Hyperliquid combines centralized-style trading with on-chain applications in a single account. Understanding its two-sided structure clarifies most beginner confusion.
Two sides, one account
| Side | Purpose |
|---|---|
| Trading side | Buy and sell coins via order book |
| App side (EVM) | Use coins in DeFi apps — swaps, lending, etc. |
“Moving to the EVM” shifts assets between these sides within the same account. No external bridge, no third-party custody during the transfer.
Two trading engines
The word “trade” covers two different mechanisms:
Order book vs. pool
The difference looks academic until it costs you money. Then it looks very real.
An order book
A real list of buyers and sellers posting prices. Your order matches against an actual person on the other side, at a price you can see. Same machinery a stock exchange uses.
A pool
No person on the other side. You drop one coin into a tank and pull the other out, and a formula sets the price based on what's currently in the tank.
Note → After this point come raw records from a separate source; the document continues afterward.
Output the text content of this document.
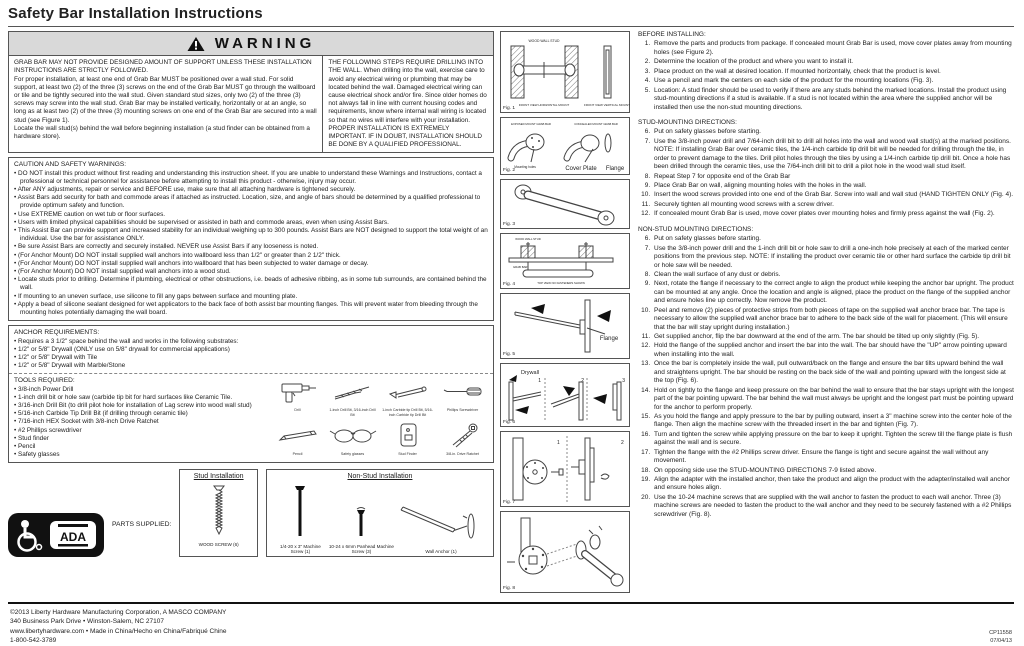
Safety Bar Installation Instructions
WARNING
GRAB BAR MAY NOT PROVIDE DESIGNED AMOUNT OF SUPPORT UNLESS THESE INSTALLATION INSTRUCTIONS ARE STRICTLY FOLLOWED.
For proper installation, at least one end of Grab Bar MUST be positioned over a wall stud. For solid support, at least two (2) of the three (3) screws on the end of the Grab Bar MUST go through the wallboard or tile and be tightly secured into the wall stud. Given standard stud sizes, only two (2) of the three (3) screws may screw into the wall stud. Grab Bar may be installed vertically, horizontally or at an angle, so long as at least two (2) of the three (3) mounting screws on one end of the Grab Bar are secured into a wall stud (see Figure 1).
Locate the wall stud(s) behind the wall before beginning installation (a stud finder can be obtained from a hardware store).
THE FOLLOWING STEPS REQUIRE DRILLING INTO THE WALL. When drilling into the wall, exercise care to avoid any electrical wiring or plumbing that may be located behind the wall. Damaged electrical wiring can cause electrical shock and/or fire. Since older homes do not always fall in line with current housing codes and requirements, know where internal wall wiring is located so that no wires will interfere with your installation. PROPER INSTALLATION IS EXTREMELY IMPORTANT. IF IN DOUBT, INSTALLATION SHOULD BE DONE BY A QUALIFIED PROFESSIONAL.
CAUTION AND SAFETY WARNINGS:
• DO NOT install this product without first reading and understanding this instruction sheet. If you are unable to understand these Warnings and Instructions, contact a professional or technical personnel for assistance before attempting to install this product - otherwise, injury may occur.
• After ANY adjustments, repair or service and BEFORE use, make sure that all attaching hardware is tightened securely.
• Assist Bars add security for bath and commode areas if attached as instructed. Location, size, and angle of bars should be determined by a qualified professional to provide optimum safety and function.
• Use EXTREME caution on wet tub or floor surfaces.
• Users with limited physical capabilities should be supervised or assisted in bath and commode areas, even when using Assist Bars.
• This Assist Bar can provide support and increased stability for an individual weighing up to 300 pounds. Assist Bars are NOT designed to support the total weight of an individual. Use the bar for assistance ONLY.
• Be sure Assist Bars are correctly and securely installed. NEVER use Assist Bars if any looseness is noted.
• (For Anchor Mount) DO NOT install supplied wall anchors into wallboard less than 1/2" or greater than 2 1/2" thick.
• (For Anchor Mount) DO NOT install supplied wall anchors into wallboard that has been subjected to water damage or decay.
• (For Anchor Mount) DO NOT install supplied wall anchors into a wood stud.
• Locate studs prior to drilling. Determine if plumbing, electrical or other obstructions, i.e. beads of adhesive ribbing, as in some tub surrounds, are contained behind the wall.
• If mounting to an uneven surface, use silicone to fill any gaps between surface and mounting plate.
• Apply a bead of silicone sealant designed for wet applicators to the back face of both assist bar mounting flanges. This will prevent water from bleeding through the mounting holes potentially damaging the wall board.
ANCHOR REQUIREMENTS:
• Requires a 3 1/2" space behind the wall and works in the following substrates:
• 1/2" or 5/8" Drywall (ONLY use on 5/8" drywall for commercial applications)
• 1/2" or 5/8" Drywall with Tile
• 1/2" or 5/8" Drywall with Marble/Stone
TOOLS REQUIRED:
• 3/8-inch Power Drill
• 1-inch drill bit or hole saw (carbide tip bit for hard surfaces like Ceramic Tile.
• 3/16-inch Drill Bit (to drill pilot hole for installation of Lag screw into wood wall stud)
• 5/16-inch Carbide Tip Drill Bit (if drilling through ceramic tile)
• 7/16-inch HEX Socket with 3/8-inch Drive Ratchet
• #2 Phillips screwdriver
• Stud finder
• Pencil
• Safety glasses
Drill	1-inch Drill Bit, 3/16-inch Drill Bit
1-inch Carbide tip Drill Bit, 5/16-inch Carbide tip Drill Bit
Phillips Screwdriver
Pencil	Safety glasses	Stud Finder	3/8-in. Drive Ratchet
ADA
PARTS SUPPLIED:
Stud Installation
WOOD SCREW (6)
Non-Stud Installation
1/4-20 x 3" Machine Screw (1)
10-24 x 6mm Panhead Machine Screw (3)	Wall Anchor (1)
WOOD WALL STUD
FRONT VIEW HORIZONTAL MOUNT	FRONT VIEW VERTICAL MOUNT
Fig. 1
EXPOSED MOUNT GRAB BAR	CONCEALED MOUNT GRAB BAR
Mounting holes	Cover Plate Flange
Fig. 2
Fig. 3
WOOD WALL STUD
GRAB BAR
TOP VIEW NO FASTENERS SHOWN
Fig. 4
Flange
Fig. 5
Drywall
1	2	3
Fig. 6
1	2
Fig. 7
Fig. 8
BEFORE INSTALLING:
1. Remove the parts and products from package. If concealed mount Grab Bar is used, move cover plates away from mounting holes (see Figure 2).
2. Determine the location of the product and where you want to install it.
3. Place product on the wall at desired location. If mounted horizontally, check that the product is level.
4. Use a pencil and mark the centers on each side of the product for the mounting locations (Fig. 3).
5. Location: A stud finder should be used to verify if there are any studs behind the marked locations. Install the product using stud-mounting directions if a stud is available. If a stud is not located within the area where the supplied anchor will be installed then use the non-stud mounting directions.
STUD-MOUNTING DIRECTIONS:
6. Put on safety glasses before starting.
7. Use the 3/8-inch power drill and 7/64-inch drill bit to drill all holes into the wall and wood wall stud(s) at the marked positions. NOTE: If installing Grab Bar over ceramic tiles, the 1/4-inch carbide tip drill bit will be needed for drilling through the tile, in order to prevent damage to the tiles. Drill pilot holes through the tiles by using a 1/4-inch carbide tip drill bit. Once a hole has been drilled through the ceramic tiles, use the 7/64-inch drill bit to drill a pilot hole in the wood wall stud itself.
8. Repeat Step 7 for opposite end of the Grab Bar
9. Place Grab Bar on wall, aligning mounting holes with the holes in the wall.
10. Insert the wood screws provided into one end of the Grab Bar. Screw into wall and wall stud (HAND TIGHTEN ONLY (Fig. 4).
11. Securely tighten all mounting wood screws with a screw driver.
12. If concealed mount Grab Bar is used, move cover plates over mounting holes and firmly press against the wall (Fig. 2).
NON-STUD MOUNTING DIRECTIONS:
6. Put on safety glasses before starting.
7. Use the 3/8-inch power drill and the 1-inch drill bit or hole saw to drill a one-inch hole precisely at each of the marked center positions from the previous step. NOTE: If installing the product over ceramic tile or other hard surface the carbide tip drill bit or hole saw will be needed.
8. Clean the wall surface of any dust or debris.
9. Next, rotate the flange if necessary to the correct angle to align the product while keeping the anchor bar upright. The product can be mounted at any angle. Once the location and angle is aligned, place the product on the flange of the supplied anchor and ensure holes line up correctly. Now remove the product.
10. Peel and remove (2) pieces of protective strips from both pieces of tape on the supplied wall anchor brace bar. The tape is necessary to allow the supplied wall anchor brace bar to adhere to the back side of the wall for placement. (This will ensure that the bar will stay upright during installation.)
11. Get supplied anchor, flip the bar downward at the end of the arm. The bar should be tilted up only slightly (Fig. 5).
12. Hold the flange of the supplied anchor and insert the bar into the wall. The bar should have the "UP" arrow pointing upward when installing into the wall.
13. Once the bar is completely inside the wall, pull outward/back on the flange and ensure the bar tilts upward behind the wall and straightens upright. The bar should be resting on the back side of the wall and pointing upward with the longest side at the top (Fig. 6).
14. Hold on tightly to the flange and keep pressure on the bar behind the wall to ensure that the bar stays upright with the longest part of the bar pointing upward. The bar behind the wall must always be upright and the longest part must be pointing upward for the anchor to perform properly.
15. As you hold the flange and apply pressure to the bar by pulling outward, insert a 3" machine screw into the center hole of the flange. Then align the machine screw with the threaded insert in the bar and tighten (Fig. 7).
16. Turn and tighten the screw while applying pressure on the bar to keep it upright. Tighten the screw till the flange plate is flush against the wall and is secure.
17. Tighten the flange with the #2 Phillips screw driver. Ensure the flange is tight and secure against the wall without any movement.
18. On opposing side use the STUD-MOUNTING DIRECTIONS 7-9 listed above.
19. Align the adapter with the installed anchor, then take the product and align the product with the adapter/installed wall anchor and ensure holes align.
20. Use the 10-24 machine screws that are supplied with the wall anchor to fasten the product to each wall anchor. Three (3) machine screws are needed to fasten the product to the wall anchor and they need to be securely fastened with a #2 Phillips screwdriver (Fig. 8).
©2013 Liberty Hardware Manufacturing Corporation, A MASCO COMPANY
340 Business Park Drive • Winston-Salem, NC 27107
www.libertyhardware.com • Made in China/Hecho en China/Fabriqué Chine
1-800-542-3789
CP11558
07/04/13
Just the math.
Practical differences
Order book trades: price is visible before you confirm. Suitable for liquid pairs.
Pool trades (AMM): price depends on pool depth. On thinly traded tokens, slippage can deliver significantly fewer coins than expected — even when the transaction succeeds.
Always check whether a swap uses an order book or a pool, and review the expected output before confirming. Pool trades on low-liquidity tokens carry hidden price risk that order book trades make visible upfront.